Baby memories are highly specific. In the “novel mobile” investigation Rovee-Collier finds that babies do not remember the generalized task of how to move a mobile, rather, they remember how to move that specific mobile and only kick at a high rate in response to the mobile on which they were trained. However, if you wait a few days before showing the altered mobile, babies often respond to it with the high kicking frequency. Rovee-Collier interprets this as the baby’s gradual forgetting of the specific features of a particular mobile. This finding highlights a similarity between infant and adult memories: details usually are the first things to go when a memory is forgotten, and the broader concept lasts longer.
The Big Picture
We see with this project that life in infancy is not such a “great blooming buzz and confusion” as Harvard psychologist William James reflected in 1890. Very young babies lay down specific and lasting memories of their experiences, and appropriate reminders can recover memories after they are “forgotten”. Rovee-Collier’s research suggests that infantile amnesia is the result of failure to retrieve a memory rather than a failure to form a memory in the first place.

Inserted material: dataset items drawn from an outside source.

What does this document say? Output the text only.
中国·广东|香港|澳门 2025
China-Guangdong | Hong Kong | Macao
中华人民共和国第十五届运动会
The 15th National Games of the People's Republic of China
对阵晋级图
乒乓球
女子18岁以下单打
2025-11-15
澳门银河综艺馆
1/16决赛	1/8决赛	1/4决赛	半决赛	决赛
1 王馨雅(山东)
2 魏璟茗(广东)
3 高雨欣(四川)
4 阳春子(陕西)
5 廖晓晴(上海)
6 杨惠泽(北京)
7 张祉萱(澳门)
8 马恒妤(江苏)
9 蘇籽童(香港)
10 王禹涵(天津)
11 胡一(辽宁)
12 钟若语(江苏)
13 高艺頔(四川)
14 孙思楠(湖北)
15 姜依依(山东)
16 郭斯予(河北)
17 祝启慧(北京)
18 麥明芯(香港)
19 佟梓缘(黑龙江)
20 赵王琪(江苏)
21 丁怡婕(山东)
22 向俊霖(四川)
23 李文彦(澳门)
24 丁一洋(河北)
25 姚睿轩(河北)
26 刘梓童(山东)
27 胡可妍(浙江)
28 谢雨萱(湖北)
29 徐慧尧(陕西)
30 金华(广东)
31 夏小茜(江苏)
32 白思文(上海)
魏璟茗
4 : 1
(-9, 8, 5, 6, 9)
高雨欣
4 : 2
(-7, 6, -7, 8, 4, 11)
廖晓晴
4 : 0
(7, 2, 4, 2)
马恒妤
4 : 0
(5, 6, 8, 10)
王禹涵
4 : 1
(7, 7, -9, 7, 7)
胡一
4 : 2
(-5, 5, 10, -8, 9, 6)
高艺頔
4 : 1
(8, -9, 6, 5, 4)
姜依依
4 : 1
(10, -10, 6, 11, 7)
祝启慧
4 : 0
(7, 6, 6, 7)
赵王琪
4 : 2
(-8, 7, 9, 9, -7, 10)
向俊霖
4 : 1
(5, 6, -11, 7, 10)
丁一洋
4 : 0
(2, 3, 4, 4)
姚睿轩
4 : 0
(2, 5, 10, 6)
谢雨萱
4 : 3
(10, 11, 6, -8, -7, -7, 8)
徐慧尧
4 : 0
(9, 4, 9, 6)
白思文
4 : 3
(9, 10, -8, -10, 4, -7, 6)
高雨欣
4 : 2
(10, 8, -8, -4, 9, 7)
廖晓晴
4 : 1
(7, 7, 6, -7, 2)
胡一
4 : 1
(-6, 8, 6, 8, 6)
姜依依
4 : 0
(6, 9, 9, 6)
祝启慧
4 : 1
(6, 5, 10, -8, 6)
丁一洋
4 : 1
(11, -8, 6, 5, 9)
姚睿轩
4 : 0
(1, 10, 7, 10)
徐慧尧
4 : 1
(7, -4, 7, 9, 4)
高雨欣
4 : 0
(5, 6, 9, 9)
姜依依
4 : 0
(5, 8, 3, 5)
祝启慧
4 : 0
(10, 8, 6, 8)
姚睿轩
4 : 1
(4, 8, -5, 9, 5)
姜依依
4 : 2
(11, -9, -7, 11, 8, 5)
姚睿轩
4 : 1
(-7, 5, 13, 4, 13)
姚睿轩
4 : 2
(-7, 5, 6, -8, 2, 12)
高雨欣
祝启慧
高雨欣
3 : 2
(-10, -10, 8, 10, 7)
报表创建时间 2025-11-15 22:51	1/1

Further, Dr. Rovee-Collier suggests that children – perhaps even adults – may technically still have memories from infancy, but several factors keep us from realizing that they are memories. For example, infants continually update and modify memories in the same ways that adults do. These updates make it difficult to recognize the memory as one from infancy. Also, because their rapid development dramatically changes their sense of the world, the context in which an infant lays down a memory frequently no longer matches the context of the later retrieval period so it becomes hard to find an appropriate cue to summon up the memory. It’s no wonder infant memories are so hard to recognize and recover!